Department of Electronics and Information Engineering, North China University of Technology, Beijing 100144, China.
Department of Software, Beihang University, Beijing 100191, China.
Sensors (Basel). 2018 Jun 11;18(6):1906. doi: 10.3390/s18061906.
Face recognition/verification has received great attention in both theory and application for the past two decades. Deep learning has been considered as a very powerful tool for improving the performance of face recognition/verification recently. With large labeled training datasets, the features obtained from deep learning networks can achieve higher accuracy in comparison with shallow networks.
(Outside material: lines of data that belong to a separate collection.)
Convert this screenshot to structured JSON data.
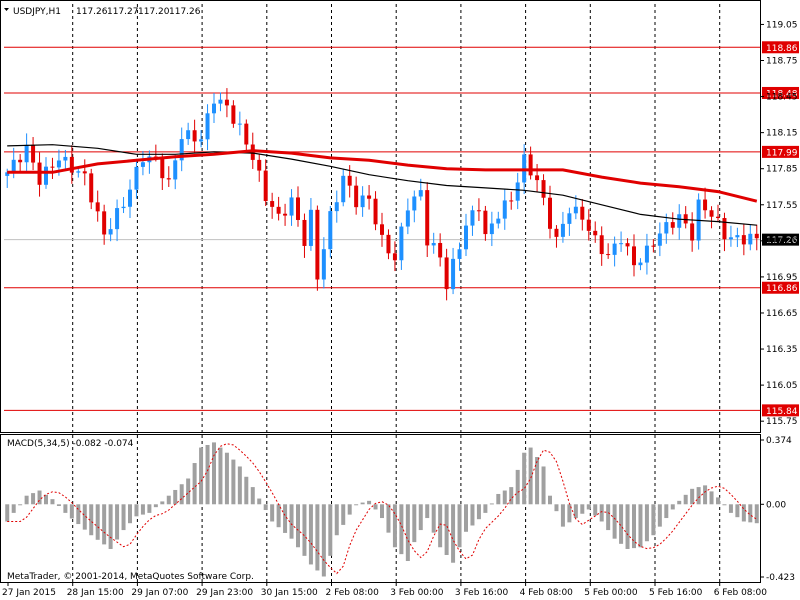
{
  "chart_data": {
    "type": "candlestick",
    "symbol_header": "USDJPY,H1",
    "ohlc_readout": [
      "117.26",
      "117.27",
      "117.20",
      "117.26"
    ],
    "price_ylim": [
      115.66,
      119.22
    ],
    "price_ticks": [
      "119.05",
      "118.75",
      "118.45",
      "118.15",
      "117.85",
      "117.55",
      "117.25",
      "116.95",
      "116.65",
      "116.35",
      "116.05",
      "115.75"
    ],
    "x_tick_labels": [
      "27 Jan 2015",
      "28 Jan 15:00",
      "29 Jan 07:00",
      "29 Jan 23:00",
      "30 Jan 15:00",
      "2 Feb 08:00",
      "3 Feb 00:00",
      "3 Feb 16:00",
      "4 Feb 08:00",
      "5 Feb 00:00",
      "5 Feb 16:00",
      "6 Feb 08:00"
    ],
    "horizontal_levels": [
      {
        "label": "118.86",
        "value": 118.86,
        "color": "#e00000"
      },
      {
        "label": "118.48",
        "value": 118.48,
        "color": "#e00000"
      },
      {
        "label": "117.99",
        "value": 117.99,
        "color": "#e00000"
      },
      {
        "label": "116.86",
        "value": 116.86,
        "color": "#e00000"
      },
      {
        "label": "115.84",
        "value": 115.84,
        "color": "#e00000"
      }
    ],
    "current_price": {
      "label": "117.26",
      "value": 117.26,
      "color": "#000000"
    },
    "bull_color": "#1e90ff",
    "bear_color": "#e00000",
    "ma_fast_color": "#e00000",
    "ma_slow_color": "#000000",
    "close_path": [
      [
        0,
        117.82
      ],
      [
        3,
        118.02
      ],
      [
        5,
        117.76
      ],
      [
        8,
        117.94
      ],
      [
        12,
        117.78
      ],
      [
        15,
        117.3
      ],
      [
        18,
        117.56
      ],
      [
        21,
        117.95
      ],
      [
        23,
        117.92
      ],
      [
        25,
        117.72
      ],
      [
        27,
        118.13
      ],
      [
        30,
        118.1
      ],
      [
        32,
        118.44
      ],
      [
        34,
        118.36
      ],
      [
        36,
        118.18
      ],
      [
        38,
        117.95
      ],
      [
        40,
        117.62
      ],
      [
        42,
        117.44
      ],
      [
        44,
        117.58
      ],
      [
        46,
        117.25
      ],
      [
        47,
        117.46
      ],
      [
        48,
        116.95
      ],
      [
        50,
        117.45
      ],
      [
        52,
        117.78
      ],
      [
        54,
        117.58
      ],
      [
        56,
        117.6
      ],
      [
        58,
        117.25
      ],
      [
        60,
        117.1
      ],
      [
        62,
        117.55
      ],
      [
        64,
        117.65
      ],
      [
        65,
        117.26
      ],
      [
        67,
        117.12
      ],
      [
        68,
        116.88
      ],
      [
        69,
        117.05
      ],
      [
        71,
        117.38
      ],
      [
        73,
        117.55
      ],
      [
        74,
        117.28
      ],
      [
        76,
        117.48
      ],
      [
        78,
        117.6
      ],
      [
        80,
        117.92
      ],
      [
        82,
        117.75
      ],
      [
        84,
        117.4
      ],
      [
        85,
        117.25
      ],
      [
        87,
        117.52
      ],
      [
        89,
        117.45
      ],
      [
        91,
        117.25
      ],
      [
        93,
        117.12
      ],
      [
        95,
        117.28
      ],
      [
        97,
        117.05
      ],
      [
        99,
        117.16
      ],
      [
        101,
        117.32
      ],
      [
        104,
        117.45
      ],
      [
        106,
        117.3
      ],
      [
        107,
        117.55
      ],
      [
        109,
        117.48
      ],
      [
        111,
        117.3
      ],
      [
        113,
        117.26
      ],
      [
        115,
        117.28
      ],
      [
        116,
        117.26
      ]
    ],
    "ma_fast": [
      [
        0,
        117.82
      ],
      [
        7,
        117.82
      ],
      [
        14,
        117.89
      ],
      [
        20,
        117.92
      ],
      [
        26,
        117.95
      ],
      [
        32,
        117.97
      ],
      [
        38,
        118.0
      ],
      [
        44,
        117.98
      ],
      [
        50,
        117.94
      ],
      [
        56,
        117.92
      ],
      [
        62,
        117.88
      ],
      [
        68,
        117.85
      ],
      [
        74,
        117.84
      ],
      [
        80,
        117.84
      ],
      [
        86,
        117.84
      ],
      [
        92,
        117.78
      ],
      [
        98,
        117.73
      ],
      [
        104,
        117.7
      ],
      [
        110,
        117.66
      ],
      [
        116,
        117.58
      ]
    ],
    "ma_slow": [
      [
        0,
        118.04
      ],
      [
        7,
        118.05
      ],
      [
        14,
        118.02
      ],
      [
        20,
        117.97
      ],
      [
        26,
        117.97
      ],
      [
        32,
        117.99
      ],
      [
        38,
        117.98
      ],
      [
        44,
        117.93
      ],
      [
        50,
        117.87
      ],
      [
        56,
        117.8
      ],
      [
        62,
        117.75
      ],
      [
        68,
        117.71
      ],
      [
        74,
        117.69
      ],
      [
        80,
        117.67
      ],
      [
        86,
        117.63
      ],
      [
        92,
        117.55
      ],
      [
        98,
        117.47
      ],
      [
        104,
        117.43
      ],
      [
        110,
        117.41
      ],
      [
        116,
        117.38
      ]
    ],
    "macd": {
      "header": "MACD(5,34,5) -0.082 -0.074",
      "ylim": [
        -0.423,
        0.374
      ],
      "ticks": [
        "0.374",
        "0.00",
        "-0.423"
      ],
      "histogram_path": [
        [
          0,
          -0.1
        ],
        [
          3,
          0.05
        ],
        [
          5,
          0.08
        ],
        [
          7,
          0.03
        ],
        [
          9,
          -0.05
        ],
        [
          13,
          -0.18
        ],
        [
          16,
          -0.26
        ],
        [
          18,
          -0.15
        ],
        [
          20,
          -0.07
        ],
        [
          22,
          -0.05
        ],
        [
          25,
          0.05
        ],
        [
          28,
          0.15
        ],
        [
          30,
          0.33
        ],
        [
          32,
          0.36
        ],
        [
          34,
          0.3
        ],
        [
          36,
          0.22
        ],
        [
          38,
          0.1
        ],
        [
          41,
          -0.1
        ],
        [
          44,
          -0.2
        ],
        [
          47,
          -0.35
        ],
        [
          49,
          -0.42
        ],
        [
          51,
          -0.18
        ],
        [
          54,
          0.0
        ],
        [
          56,
          0.02
        ],
        [
          58,
          -0.08
        ],
        [
          60,
          -0.25
        ],
        [
          62,
          -0.33
        ],
        [
          63,
          -0.22
        ],
        [
          65,
          -0.08
        ],
        [
          67,
          -0.25
        ],
        [
          69,
          -0.34
        ],
        [
          71,
          -0.16
        ],
        [
          74,
          -0.05
        ],
        [
          76,
          0.06
        ],
        [
          78,
          0.1
        ],
        [
          80,
          0.3
        ],
        [
          81,
          0.33
        ],
        [
          83,
          0.22
        ],
        [
          84,
          0.05
        ],
        [
          86,
          -0.13
        ],
        [
          88,
          -0.08
        ],
        [
          90,
          -0.03
        ],
        [
          92,
          -0.1
        ],
        [
          94,
          -0.2
        ],
        [
          96,
          -0.26
        ],
        [
          98,
          -0.25
        ],
        [
          100,
          -0.18
        ],
        [
          102,
          -0.08
        ],
        [
          104,
          0.02
        ],
        [
          106,
          0.09
        ],
        [
          108,
          0.11
        ],
        [
          110,
          0.04
        ],
        [
          112,
          -0.05
        ],
        [
          114,
          -0.1
        ],
        [
          116,
          -0.11
        ]
      ]
    }
  },
  "footer_text": "MetaTrader, © 2001-2014, MetaQuotes Software Corp."
}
However, many reported face recognition/verification approaches rely heavily on the large size and complete representative of the training set, and most of them tend to suffer serious performance drop or even fail to work if fewer training samples per person are available. Hence, the small number of training samples may cause the deep features to vary greatly. We aim to solve this critical problem in this paper. Inspired by recent research in scene domain transfer, for a given face image, a new series of possible scenarios about this face can be deduced from the scene semantics extracted from other face individuals in a face dataset. We believe that the "scene" or background in an image, that is, samples with more different scenes for a given person, may determine the intrinsic features among the faces of the same individual. In order to validate this belief, we propose a Bayesian scene-prior-based deep learning model in this paper with the aim to extract important features from background scenes. By learning a scene model on the basis of a labeled face dataset via the Bayesian idea, the proposed method transforms a face image into new face images by referring to the given face with the learnt scene dictionary. Because the new derived faces may have similar scenes to the input face, the face-verification performance can be improved without having background variance, while the number of training samples is significantly reduced. Experiments conducted on the Labeled Faces in the Wild (LFW) dataset view #2 subset illustrated that this model can increase the verification accuracy to 99.2% by means of scenes' transfer learning (99.12% in literature with an unsupervised protocol). Meanwhile, our model can achieve 94.3% accuracy for the YouTube Faces database (DB) (93.2% in literature with an unsupervised protocol).
在过去的二十年中,人脸识别/验证在理论和应用方面都受到了极大的关注。深度学习最近被认为是提高人脸识别/验证性能的非常强大的工具。有了大型标记训练数据集,从深度学习网络中获得的特征可以比浅层网络获得更高的准确性。然而,许多已报道的人脸识别/验证方法严重依赖于训练集的大小和完整性,并且大多数方法如果每个人的训练样本较少,性能就会严重下降甚至无法工作。因此,少量的训练样本可能会导致深度特征发生很大的变化。我们旨在解决本文中的这个关键问题。受最近场景域转换研究的启发,对于给定的人脸图像,可以从人脸数据集中从其他人脸个体中提取的场景语义中推断出关于该人脸的一系列可能场景。我们相信,图像中的“场景”或背景,即给定人具有更多不同场景的样本,可能决定了同一个体的人脸之间的内在特征。为了验证这一信念,我们在本文中提出了一种基于贝叶斯场景先验的深度学习模型,旨在从背景场景中提取重要特征。通过基于贝叶斯思想在标记人脸数据集上学习场景模型,该方法通过参考所学到的场景字典将人脸图像转换为新的人脸图像。由于新派生的人脸可能与输入人脸具有相似的场景,因此可以在没有背景变化的情况下提高人脸验证性能,同时显著减少训练样本的数量。在 Labeled Faces in the Wild (LFW) 数据集 view #2 子集上进行的实验表明,该模型可以通过场景迁移学习将验证准确率提高到 99.2%(文献中使用无监督协议为 99.12%)。同时,我们的模型可以实现 94.3%的 YouTube Faces 数据库(DB)准确率(文献中使用无监督协议为 93.2%)。